The use of facial recognition, particularly by American police agencies, has longed been surrounded by controversy. This week the San Francisco Board of Supervisors voted to ban the use of the technology by its police department and other government agencies. Some in Congress are also looking to reign in the commercial use of the technology. In March, Senators Blunt (R-MO) and Schatz (D-HI) introduced the Commercial Facial Recognition Privacy Act of 2019, requiring prior user consent for facial recognition collection and sharing.

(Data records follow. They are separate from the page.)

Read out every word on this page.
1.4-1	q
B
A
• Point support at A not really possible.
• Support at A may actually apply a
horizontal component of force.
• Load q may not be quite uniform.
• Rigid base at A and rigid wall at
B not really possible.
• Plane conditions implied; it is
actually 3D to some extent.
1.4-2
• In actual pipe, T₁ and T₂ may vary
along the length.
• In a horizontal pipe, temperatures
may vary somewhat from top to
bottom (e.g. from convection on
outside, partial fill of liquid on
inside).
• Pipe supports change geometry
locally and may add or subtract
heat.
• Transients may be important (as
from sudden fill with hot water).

The House Oversight and Reform Committee will examine this issue on May 22nd at a hearing on “Facial Recognition Technology (Part 1): Its Impact on our Civil Rights and Liberties.”

Antitrust

Presidential candidates including Elizabeth Warren and Bernie Sanders, seizing upon the controversies surrounding Facebook and other tech giants, are calling for the use of antitrust laws to break up what they characterize as tech monopolies. This certainly isn’t a new topic of conversation. Legal experts and commentators have opined about the application of U.S. antitrust laws to the FAAMG. The European Union has thrice levied fines exceeding €8 billion against Google for what it deemed to be anti-competitive practices. It remains to be seen, however, whether Congress will jump aboard the antitrust bandwagon.

Data Breach Notification

Prior to wading into the much larger privacy pool, Congress’ perennial debate centered on national data breach notification rules. According to the National Conference of State Legislatures, “All 50 states, the District of Columbia, Guam, Puerto Rico and the Virgin Islands have enacted legislation requiring private or governmental entities to notify individuals of security breaches of information involving personally identifiable information.” The private sector has lobbied Congress for years to replace this patchwork of state laws with a uniform national standard. While it may seem logical to include such a standard in a national privacy framework, Congress is split on the issue.

FTC Rulemaking Authority

Congress is also divided, largely along party lines, on the breadth of FTC rulemaking authority, with Democrats okay with granting broad power to the FTC and Republicans preferring the opposite. Ironically, the FTC itself has eschewed the notion of it being left to sort out the details of a national privacy framework.

Preemption of State Laws

That leaves us with arguably the biggest obstacle to privacy legislation – whether a federal privacy law should preempt state laws. This issue has plagued federal data breach notification legislation for over a decade. California congressional Democrats and other Democratic lawmakers generally oppose preemption while Republicans are more open to one national standard. As with data breach, preemption could easily become the iceberg that sinks the privacy ship.

Other issues, such as algorithm bias, AI ethics, and drone policy, could also make their way into a privacy bill. If the length of this blog is any indication, Congress has its work cut out for it if it hopes to produce a federal privacy bill before year’s end.